Driving the last stretch, through acres and acres of new windmills in south-western Ontario, I try to make sense of what we have seen:
- People we met everywhere on our trip were kind, generous-hearted, very different from each other. I feel grateful to live among them.
- More and more stuff, some of it dangerous, is moving across our awesome landscape of lakes and forest, prairies and mountains. This is not healthy. Neither are our politics.
- But how, I wonder, can Canadians struggling through windswept, six-month winters in isolated places, and working dawn to dusk in the growing season, find the strength or the time to relate to the lives of other Canadians thousands of kilometres away? How can an Albertan from Vermilion know what concerns someone trying to make a living in Windsor Ontario?
Canada became a country because the British needed to defend against incursions from the south.

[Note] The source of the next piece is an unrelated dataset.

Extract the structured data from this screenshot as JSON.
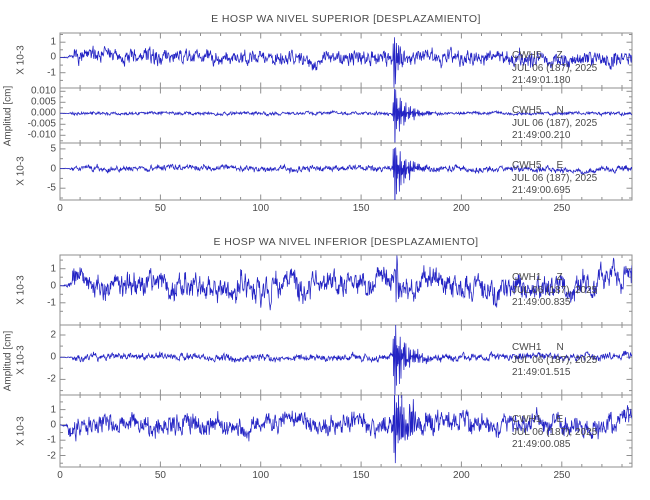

We forced the aboriginal peoples onto reserves, forged a federation of provinces and territories, built railways, and have been making it up as we go along ever since.
Today the Canada we cherish — clean air and water, freedom of speech and open debate, consumer choices — needs our protection. So please, wherever you live, get out and vote, but for people and parties that stand for a free, environmentally responsible Canada.